Una conto è il rapporto tra ente gestore e utenza (sul quale la giurisprudenza è ondivaga, configurandolo talvolta di diritto pubblico, altre volte di diritto privato, con tutto quel che, anche processualmente, ne consegue), un altro è il rapporto tra utente e pubblica amministrazione.

Quel che va chiarito è il ruolo di questa nei confronti dell’utente che, pur accedendo a servizi assistenziali, quali quelli socio-sanitari, non ha le risorse sufficienti per provvedere al pagamento della c.d. quota sociale.

Che la legge attribuisca all’amministrazione un ruolo che la obbliga all’intervento, è noto e innegabile, ma poiché ciò non sempre avviene in modo lineare, forse sarebbe il caso che il legislatore aggiornasse anche questo contesto, rendendo più chiaro ed evidente “chi” fa “che cosa” e “a quali condizioni”.

Non mi spaventerei di fronte all’evidente tentativo di render sempre più privatizzato il rapporto tra ente gestore e utenza, perché se fosse chiaro, e interiorizzato, il rapporto trilaterale ente gestore – utenza – pubblica amministrazione, non vi sarebbero problemi di sorta: ove non è più in grado di intervenire il privato, interviene il pubblico. Punto.

Con conseguente tranquillità dell’ente gestore (che comunque si vedrebbe garantito il pagamento che gli spetta) e del cittadino (che pagherebbe il giusto, consapevole che l’eventuale rimanenza è a carico di chi, per legge, vi è tenuto). I problemi sono molteplici, a partire dalla vincolatività, o meno, delle quote di ripartizione tra sanità e sociale di cui all’allegato 1 C del d.P.C.M. 29 novembre 2001, per passare attraverso l’introduzione di costi standard riguardo alla c.d. quota alberghiera, fino alla tendenziale uniformità di misurazione della capacità economica dell’utenza secondo standard sostenibili sia da parte di questa sia da parte dei Comuni.

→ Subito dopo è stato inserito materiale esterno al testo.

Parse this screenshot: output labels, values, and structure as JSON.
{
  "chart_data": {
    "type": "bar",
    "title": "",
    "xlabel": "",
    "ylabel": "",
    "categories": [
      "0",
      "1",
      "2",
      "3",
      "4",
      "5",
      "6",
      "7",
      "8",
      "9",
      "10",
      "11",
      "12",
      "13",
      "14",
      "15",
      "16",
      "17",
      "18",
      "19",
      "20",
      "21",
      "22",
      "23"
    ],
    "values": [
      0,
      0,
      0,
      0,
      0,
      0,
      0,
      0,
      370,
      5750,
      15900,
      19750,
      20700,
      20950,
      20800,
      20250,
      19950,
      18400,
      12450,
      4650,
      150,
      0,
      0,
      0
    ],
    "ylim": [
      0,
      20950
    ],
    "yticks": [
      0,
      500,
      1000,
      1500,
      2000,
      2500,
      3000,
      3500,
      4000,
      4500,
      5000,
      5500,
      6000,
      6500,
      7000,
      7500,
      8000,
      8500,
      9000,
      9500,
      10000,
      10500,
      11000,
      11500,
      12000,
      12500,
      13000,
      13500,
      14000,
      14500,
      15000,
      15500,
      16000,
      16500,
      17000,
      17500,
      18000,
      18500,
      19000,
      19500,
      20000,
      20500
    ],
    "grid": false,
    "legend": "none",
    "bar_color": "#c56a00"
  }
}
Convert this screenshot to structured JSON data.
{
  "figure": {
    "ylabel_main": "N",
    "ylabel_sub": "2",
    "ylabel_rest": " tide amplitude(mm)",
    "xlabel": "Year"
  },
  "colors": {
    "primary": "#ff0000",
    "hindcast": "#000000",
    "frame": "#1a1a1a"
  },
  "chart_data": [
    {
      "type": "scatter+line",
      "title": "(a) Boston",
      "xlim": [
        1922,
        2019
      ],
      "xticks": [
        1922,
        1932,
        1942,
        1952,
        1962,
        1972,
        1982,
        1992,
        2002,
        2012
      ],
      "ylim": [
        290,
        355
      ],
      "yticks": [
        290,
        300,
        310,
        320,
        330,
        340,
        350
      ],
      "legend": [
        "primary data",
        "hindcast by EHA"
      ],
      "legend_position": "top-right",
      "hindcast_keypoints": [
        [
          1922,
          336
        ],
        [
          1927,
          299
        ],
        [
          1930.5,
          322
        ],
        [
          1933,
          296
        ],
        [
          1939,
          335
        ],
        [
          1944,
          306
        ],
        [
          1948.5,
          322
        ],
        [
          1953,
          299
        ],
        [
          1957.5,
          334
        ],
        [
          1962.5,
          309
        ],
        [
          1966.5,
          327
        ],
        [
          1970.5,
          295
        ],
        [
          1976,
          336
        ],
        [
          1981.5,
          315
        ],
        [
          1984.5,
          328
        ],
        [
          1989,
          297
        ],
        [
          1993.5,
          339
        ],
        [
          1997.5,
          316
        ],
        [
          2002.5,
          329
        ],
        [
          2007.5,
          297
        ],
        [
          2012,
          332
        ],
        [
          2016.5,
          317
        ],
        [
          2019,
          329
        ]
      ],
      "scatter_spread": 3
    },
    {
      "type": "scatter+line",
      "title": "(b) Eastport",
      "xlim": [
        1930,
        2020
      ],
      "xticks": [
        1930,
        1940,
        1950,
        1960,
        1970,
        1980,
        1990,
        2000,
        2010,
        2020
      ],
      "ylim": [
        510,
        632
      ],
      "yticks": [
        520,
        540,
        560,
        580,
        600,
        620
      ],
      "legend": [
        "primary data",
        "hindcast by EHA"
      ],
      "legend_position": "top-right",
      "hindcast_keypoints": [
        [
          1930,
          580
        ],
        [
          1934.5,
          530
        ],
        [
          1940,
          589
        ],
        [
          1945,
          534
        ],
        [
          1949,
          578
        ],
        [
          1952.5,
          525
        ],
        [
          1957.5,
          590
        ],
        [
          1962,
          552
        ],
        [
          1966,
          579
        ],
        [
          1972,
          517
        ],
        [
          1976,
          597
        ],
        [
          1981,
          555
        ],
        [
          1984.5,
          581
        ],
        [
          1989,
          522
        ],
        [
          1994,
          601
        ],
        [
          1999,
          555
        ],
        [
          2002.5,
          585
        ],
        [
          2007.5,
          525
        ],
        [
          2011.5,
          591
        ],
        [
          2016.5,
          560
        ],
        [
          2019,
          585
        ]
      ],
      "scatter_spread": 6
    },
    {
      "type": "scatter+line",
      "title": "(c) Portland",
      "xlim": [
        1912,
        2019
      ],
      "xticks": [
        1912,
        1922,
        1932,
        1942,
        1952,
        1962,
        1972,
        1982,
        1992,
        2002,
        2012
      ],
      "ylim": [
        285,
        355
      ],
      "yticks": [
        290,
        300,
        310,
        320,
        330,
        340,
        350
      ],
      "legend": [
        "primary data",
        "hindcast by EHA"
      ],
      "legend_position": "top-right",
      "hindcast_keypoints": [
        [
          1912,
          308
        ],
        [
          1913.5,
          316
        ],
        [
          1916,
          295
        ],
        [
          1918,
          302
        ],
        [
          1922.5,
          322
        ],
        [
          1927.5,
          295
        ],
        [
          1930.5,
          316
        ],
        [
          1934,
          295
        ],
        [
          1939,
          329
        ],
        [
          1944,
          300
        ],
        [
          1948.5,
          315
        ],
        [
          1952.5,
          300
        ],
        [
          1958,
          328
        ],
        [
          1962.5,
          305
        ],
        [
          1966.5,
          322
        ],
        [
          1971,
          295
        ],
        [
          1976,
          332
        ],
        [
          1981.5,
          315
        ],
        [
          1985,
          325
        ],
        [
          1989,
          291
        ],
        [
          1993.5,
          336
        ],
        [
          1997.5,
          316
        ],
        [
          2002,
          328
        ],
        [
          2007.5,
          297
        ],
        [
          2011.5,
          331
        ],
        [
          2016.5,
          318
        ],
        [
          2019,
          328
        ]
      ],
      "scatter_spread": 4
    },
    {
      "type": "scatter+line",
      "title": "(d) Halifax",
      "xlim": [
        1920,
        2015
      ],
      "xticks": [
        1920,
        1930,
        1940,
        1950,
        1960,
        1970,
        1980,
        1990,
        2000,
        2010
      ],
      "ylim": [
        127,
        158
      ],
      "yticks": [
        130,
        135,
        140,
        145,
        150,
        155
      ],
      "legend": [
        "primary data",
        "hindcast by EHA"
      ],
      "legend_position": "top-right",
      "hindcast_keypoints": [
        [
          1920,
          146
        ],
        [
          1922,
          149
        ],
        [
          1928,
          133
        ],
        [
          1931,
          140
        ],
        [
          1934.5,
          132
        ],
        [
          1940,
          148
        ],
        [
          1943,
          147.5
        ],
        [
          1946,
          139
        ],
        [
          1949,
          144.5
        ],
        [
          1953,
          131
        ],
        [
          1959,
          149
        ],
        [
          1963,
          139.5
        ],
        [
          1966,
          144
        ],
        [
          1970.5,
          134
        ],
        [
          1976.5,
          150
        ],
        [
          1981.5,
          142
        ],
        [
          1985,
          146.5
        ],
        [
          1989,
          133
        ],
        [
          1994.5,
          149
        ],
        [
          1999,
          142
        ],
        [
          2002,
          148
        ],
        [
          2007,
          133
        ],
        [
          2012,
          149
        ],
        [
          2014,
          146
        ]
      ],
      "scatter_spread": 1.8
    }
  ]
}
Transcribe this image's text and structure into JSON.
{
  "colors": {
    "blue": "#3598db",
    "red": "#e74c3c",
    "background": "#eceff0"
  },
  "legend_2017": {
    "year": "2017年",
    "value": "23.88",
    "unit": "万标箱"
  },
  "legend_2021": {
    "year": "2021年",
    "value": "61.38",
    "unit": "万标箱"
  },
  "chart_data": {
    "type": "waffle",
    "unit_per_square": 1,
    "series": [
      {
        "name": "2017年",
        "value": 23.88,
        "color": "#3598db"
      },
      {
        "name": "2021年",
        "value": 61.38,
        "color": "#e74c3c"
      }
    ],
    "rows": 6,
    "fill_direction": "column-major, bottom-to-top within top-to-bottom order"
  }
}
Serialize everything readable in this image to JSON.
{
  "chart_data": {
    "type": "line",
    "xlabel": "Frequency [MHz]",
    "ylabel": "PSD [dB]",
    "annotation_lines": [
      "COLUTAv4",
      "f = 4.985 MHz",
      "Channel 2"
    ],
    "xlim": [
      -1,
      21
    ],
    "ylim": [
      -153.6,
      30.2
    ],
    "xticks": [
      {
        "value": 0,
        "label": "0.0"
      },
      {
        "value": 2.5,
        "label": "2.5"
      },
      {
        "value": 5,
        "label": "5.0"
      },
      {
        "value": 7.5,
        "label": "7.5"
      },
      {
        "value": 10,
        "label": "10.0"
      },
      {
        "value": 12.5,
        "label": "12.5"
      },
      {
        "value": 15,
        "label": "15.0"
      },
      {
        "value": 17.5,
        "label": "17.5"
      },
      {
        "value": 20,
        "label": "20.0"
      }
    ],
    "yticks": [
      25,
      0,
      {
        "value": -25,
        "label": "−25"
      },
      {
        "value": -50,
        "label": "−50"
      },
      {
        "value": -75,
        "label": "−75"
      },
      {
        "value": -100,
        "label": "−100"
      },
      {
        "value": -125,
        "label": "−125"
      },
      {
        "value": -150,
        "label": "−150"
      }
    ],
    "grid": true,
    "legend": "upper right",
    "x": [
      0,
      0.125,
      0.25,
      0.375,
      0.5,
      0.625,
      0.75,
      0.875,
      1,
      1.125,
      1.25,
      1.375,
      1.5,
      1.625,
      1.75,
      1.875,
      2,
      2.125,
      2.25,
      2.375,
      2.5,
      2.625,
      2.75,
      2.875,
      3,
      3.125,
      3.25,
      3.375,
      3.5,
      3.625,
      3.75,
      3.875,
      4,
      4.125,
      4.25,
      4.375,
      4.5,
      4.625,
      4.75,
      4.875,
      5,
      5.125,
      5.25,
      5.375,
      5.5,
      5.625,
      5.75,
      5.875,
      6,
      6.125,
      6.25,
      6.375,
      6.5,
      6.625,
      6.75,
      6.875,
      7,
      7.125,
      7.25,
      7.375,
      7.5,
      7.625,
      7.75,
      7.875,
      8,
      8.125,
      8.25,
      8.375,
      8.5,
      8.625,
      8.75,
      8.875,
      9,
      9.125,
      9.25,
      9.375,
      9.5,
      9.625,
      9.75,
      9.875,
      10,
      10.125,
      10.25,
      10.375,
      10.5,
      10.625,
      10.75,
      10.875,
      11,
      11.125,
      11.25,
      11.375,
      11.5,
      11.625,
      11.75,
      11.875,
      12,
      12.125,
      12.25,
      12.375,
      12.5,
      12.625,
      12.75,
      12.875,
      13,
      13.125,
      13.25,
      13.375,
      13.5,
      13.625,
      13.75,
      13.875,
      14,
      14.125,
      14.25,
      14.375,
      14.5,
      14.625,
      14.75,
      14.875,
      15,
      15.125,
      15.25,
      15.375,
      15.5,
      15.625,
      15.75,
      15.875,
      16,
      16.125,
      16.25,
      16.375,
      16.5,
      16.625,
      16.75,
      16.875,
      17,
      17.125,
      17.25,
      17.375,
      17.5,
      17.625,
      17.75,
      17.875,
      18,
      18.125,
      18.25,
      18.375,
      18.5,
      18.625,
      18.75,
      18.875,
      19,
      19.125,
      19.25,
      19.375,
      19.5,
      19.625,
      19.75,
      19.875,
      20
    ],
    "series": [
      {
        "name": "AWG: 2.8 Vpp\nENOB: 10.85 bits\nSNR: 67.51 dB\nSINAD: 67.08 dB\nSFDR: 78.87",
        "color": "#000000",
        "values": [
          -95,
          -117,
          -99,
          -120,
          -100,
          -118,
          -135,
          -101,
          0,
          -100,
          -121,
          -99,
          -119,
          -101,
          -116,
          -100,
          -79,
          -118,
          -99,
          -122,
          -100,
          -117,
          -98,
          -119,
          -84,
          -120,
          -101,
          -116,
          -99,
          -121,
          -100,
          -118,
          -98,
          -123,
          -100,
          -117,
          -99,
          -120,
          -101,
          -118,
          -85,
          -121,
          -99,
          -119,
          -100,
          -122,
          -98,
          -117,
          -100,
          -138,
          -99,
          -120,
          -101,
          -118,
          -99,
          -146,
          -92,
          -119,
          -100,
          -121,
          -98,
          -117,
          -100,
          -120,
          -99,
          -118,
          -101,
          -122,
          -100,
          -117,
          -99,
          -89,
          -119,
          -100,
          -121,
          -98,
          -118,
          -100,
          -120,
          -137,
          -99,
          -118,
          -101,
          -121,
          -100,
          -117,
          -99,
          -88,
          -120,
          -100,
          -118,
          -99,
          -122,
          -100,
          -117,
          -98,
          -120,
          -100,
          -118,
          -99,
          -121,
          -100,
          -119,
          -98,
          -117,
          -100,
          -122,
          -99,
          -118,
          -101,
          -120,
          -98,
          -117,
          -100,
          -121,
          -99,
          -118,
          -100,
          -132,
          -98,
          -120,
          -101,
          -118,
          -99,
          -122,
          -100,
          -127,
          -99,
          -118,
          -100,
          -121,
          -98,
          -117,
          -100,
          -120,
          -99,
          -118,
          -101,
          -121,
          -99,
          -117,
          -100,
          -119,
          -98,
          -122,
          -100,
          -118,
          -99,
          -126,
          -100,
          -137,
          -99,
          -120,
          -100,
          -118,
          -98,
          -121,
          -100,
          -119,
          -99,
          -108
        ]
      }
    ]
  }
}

Un passo, molto parziale, in quest’ultimo senso, sembra sia stato tentato attraverso il c.d. “nuovo ISEE”, ma riguardo agli altri due, che si sta facendo?

Le realtà regionali son molto variegate, e ciò certamente non giova a nessuno.

Del resto, non poteva esser diversamente, a fronte di un disegno costituzionale, l’attuale Titolo V, che mostra ogni giorno di più la propria inadeguatezza alla realtà che muta.